Donaldson set career-highs in nearly every offensive category during his first season as a member of the Toronto Blue Jays. The 29-year-old batted .297 with 122 runs scored, 184 hits, 41 doubles, 41 home runs, two triples, 123 RBI, a .371 on-base percentage and a .568 slugging percentage in 158 games. He ranked first among Major Leaguers in runs scored, while pacing the American League in RBI and extra-base hits (84). In addition, he was second in slugging, third in home runs and fifth in hits. Donaldson's production in clutch situations was a key factor for the division-winning Jays, who benefitted from his Major League-best 20 game-winning RBI. Twenty-seven of the Auburn University product's 41 home runs this season either tied the game or gave his club the lead. His three home runs of the walk-off variety were the most in a single season in franchise history. Donaldson's 116 RBI as a third baseman set a new single-season club record for a Blue Jays third baseman, surpassing Tony Batista's 114 RBI in 2000. The two-time AL All-Star's 38 homers while playing third were the second-most in franchise history behind Batista's 41, also during the 2000 campaign.
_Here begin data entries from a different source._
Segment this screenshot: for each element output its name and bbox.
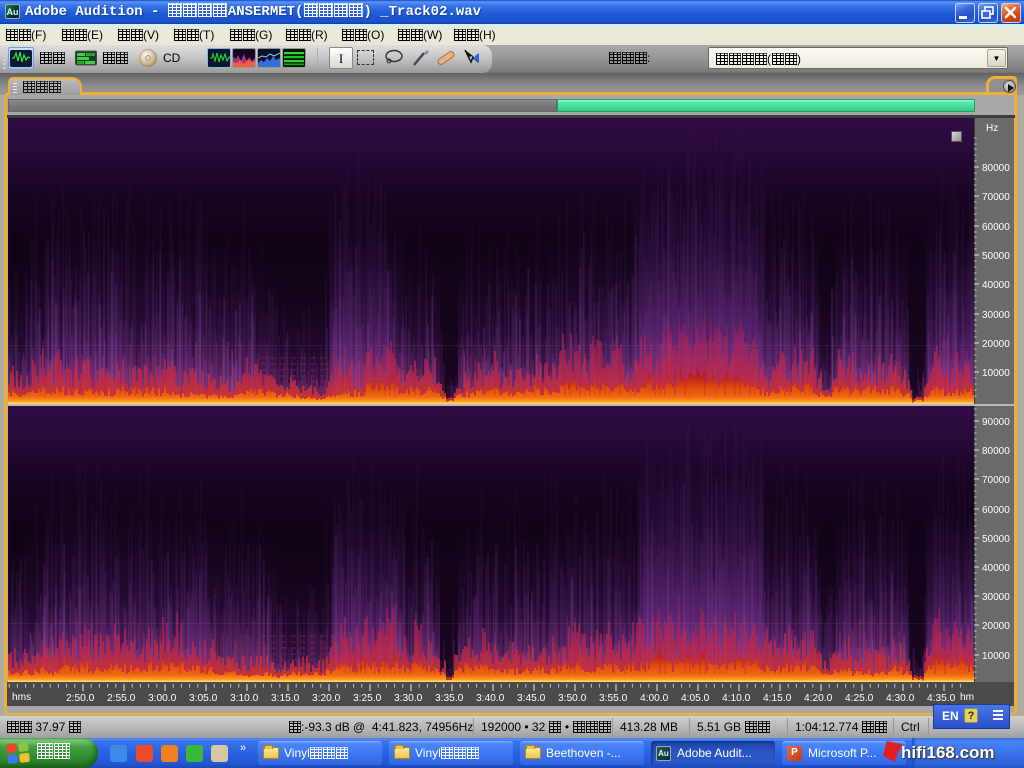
- svg-text:80000: 80000: [982, 446, 1010, 457]
- svg-text:3:00.0: 3:00.0: [148, 693, 177, 704]
- svg-text:10000: 10000: [982, 368, 1010, 379]
- svg-text:10000: 10000: [982, 651, 1010, 662]
- svg-text:60000: 60000: [982, 222, 1010, 233]
- svg-text:3:35.0: 3:35.0: [435, 693, 464, 704]
- svg-text:50000: 50000: [982, 534, 1010, 545]
- svg-text:2:55.0: 2:55.0: [107, 693, 136, 704]
- svg-text:40000: 40000: [982, 280, 1010, 291]
- svg-text:3:10.0: 3:10.0: [230, 693, 259, 704]
- svg-text:4:00.0: 4:00.0: [640, 693, 669, 704]
- svg-text:4:25.0: 4:25.0: [845, 693, 874, 704]
- svg-text:3:05.0: 3:05.0: [189, 693, 218, 704]
- svg-text:Hz: Hz: [986, 123, 998, 134]
- svg-text:70000: 70000: [982, 192, 1010, 203]
- svg-text:4:30.0: 4:30.0: [886, 693, 915, 704]
- svg-text:90000: 90000: [982, 417, 1010, 428]
- svg-text:50000: 50000: [982, 251, 1010, 262]
- svg-text:hms: hms: [12, 692, 31, 703]
- svg-text:60000: 60000: [982, 505, 1010, 516]
- svg-text:4:15.0: 4:15.0: [763, 693, 792, 704]
- svg-text:3:45.0: 3:45.0: [517, 693, 546, 704]
- svg-text:2:50.0: 2:50.0: [66, 693, 95, 704]
- svg-text:20000: 20000: [982, 621, 1010, 632]
- svg-text:3:50.0: 3:50.0: [558, 693, 587, 704]
- svg-text:3:25.0: 3:25.0: [353, 693, 382, 704]
- svg-text:3:55.0: 3:55.0: [599, 693, 628, 704]
- svg-text:30000: 30000: [982, 592, 1010, 603]
- svg-text:4:10.0: 4:10.0: [722, 693, 751, 704]
- svg-text:4:20.0: 4:20.0: [804, 693, 833, 704]
- svg-text:4:05.0: 4:05.0: [681, 693, 710, 704]
- svg-text:3:20.0: 3:20.0: [312, 693, 341, 704]
- svg-text:40000: 40000: [982, 563, 1010, 574]
- svg-text:30000: 30000: [982, 310, 1010, 321]
- svg-text:3:40.0: 3:40.0: [476, 693, 505, 704]
- svg-text:70000: 70000: [982, 475, 1010, 486]
- svg-text:3:30.0: 3:30.0: [394, 693, 423, 704]
- svg-text:20000: 20000: [982, 339, 1010, 350]
- svg-text:4:35.0: 4:35.0: [927, 693, 956, 704]
- svg-text:80000: 80000: [982, 163, 1010, 174]
- svg-text:3:15.0: 3:15.0: [271, 693, 300, 704]
- svg-text:hms: hms: [960, 692, 974, 703]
Donaldson, who was originally selected by the Chicago Cubs with the 48th overall pick in the 2007 MLB Draft, becomes the first Blue Jay to lead the League in RBI since Carlos Delgado did so in 2003 (145 RBI).

Harper hit a career-best .330 with 118 runs scored, 172 hits, 38 doubles, 42 home runs, 99 RBI, a .460 on-base percentage and a .649 slugging percentage in 153 games this season. The first overall pick in the 2010 MLB Draft became the first player in Major League history with at least 42 homers, 124 walks and 118 runs scored at age 22-or-younger. He also became the youngest player ever to club at least 42 homers, while drawing 124 walks in a season. The previous youngest player to reach those thresholds was Babe Ruth, who hit 54 home runs with 150 walks in 1920 at the age of 25. Harper posted Baseball's top on-base and slugging percentages, while tying for the NL lead in home runs and pacing his counterparts in runs scored. He finished second behind Miami's Dee Gordon (.333) for the Senior Circuit's batting crown. The 2012 NL Rookie of the Year became the sixth-youngest player in Major League history to reach the 40-homer plateau, joining Mel Ott (1929), Joe DiMaggio (1937), Eddie Mathews (1953), Johnny Bench (1970), and Juan Gonzalez (1992) as the only players under the age of 23 to do so.

Past winners of the award include: Giancarlo Stanton and Mike Trout (2014); Miguel Cabrera and Paul Goldschmidt (2013); Cabrera and Buster Posey (2012); Jose Bautista and Matt Kemp (2011); Bautista and Joey Votto (2010); Derek Jeter and Albert Pujols (2009); Aramis Ramirez and Kevin Youkilis (2008); Alex Rodriguez and Prince Fielder (2007); Jeter and Ryan Howard (2006); David Ortiz and Andruw Jones (2005); Manny Ramirez and Barry Bonds (2004); Rodriguez and Pujols (2003); Rodriguez and Bonds (2001-02); Carlos Delgado and Todd Helton (2000) and Manny Ramirez and Sammy Sosa (1999).